Perdant les avantages comparatifs qu’ils avaient vis-à-vis des métropoles, ces territoires exercent donc de moins en moins de forces d’attraction (les fameuses forces « centripètes ») sur les individus et les activités économiques, d’où une remontée des inégalités territoriales. Les auteurs en veulent pour preuve la concentration des créations d’emploi dans quelques métropoles. Ils observent en effet que Toulouse, Bordeaux, Montpellier, Nantes et Lyon semblent particulièrement dynamiques en terme de création d’emploi (cf tableau : ces métropoles réunies représentent 56% des emplois créés dans les aires urbaines (AU) ).
Partant de ce constat, les deux chercheurs déterminent alors les activités qui créent plus d’emplois dans ces métropoles : il s’agit en général de l’ingénierie, l’informatique, les conseils de gestion,… ce que les auteurs nomment « activités métropolitaines supérieures », principalement des services. Ils voient dans cette observation la preuve de l’existence d’un effet bénéfique de la concentration pour ces activités du secteur tertiaire nécessitant de la « matière grise ».
Le concept est le suivant :
- Les métropoles seraient le cœur de l’activité productive (permettant la croissance économique via la génération de valeur ajoutée et l’augmentation du PIB régional) ;
- Tandis que les territoires périphériques auraient pour objectif de développer une économie dite « résidentielle » saine (ce qui permettrait le développement économique, en attirant les revenus liés au tourisme, etc. et en augmentant ainsi le RDB régional).

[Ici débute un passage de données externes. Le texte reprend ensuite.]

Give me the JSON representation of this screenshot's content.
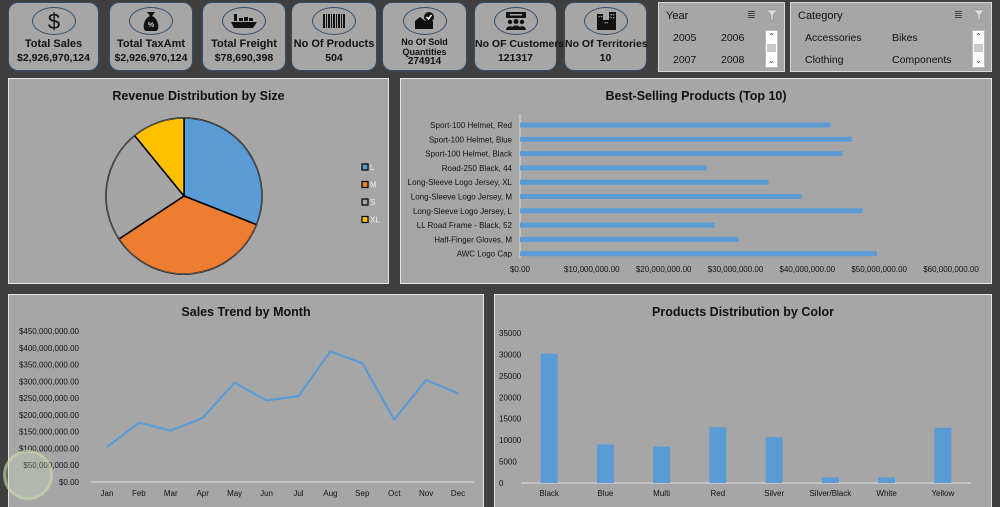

L. Davezies et T. Pech proposent donc de penser la politique de développement des territoires en ayant en tête cette association entre les espaces métropolitains et périphériques. Ils concluent ainsi leur note qui, rappelons-le, est conçue comme un conseil en vue de la réforme de l’organisation territoriale française :
La réforme doit être l’occasion de mettre en place une meilleure division du travail dans les territoires en créant des acteurs publics à bonne échelle pour prendre en charge qui des missions de cohésion, qui des missions de soutien ou d’accompagnement économique.Davezies L., Pech T., 2014, p. 30
Ils défendent notamment la mise en place d’un échelon administratif adapté à la gestion des métropoles, ce qui d’une part permettrait aux SPR pré-existants de se développer sereinement, et d’autre part rendrait envisageable le développement des territoires en difficulté (Nord, Nord-Ouest) par la mise en place de nouveaux SPR.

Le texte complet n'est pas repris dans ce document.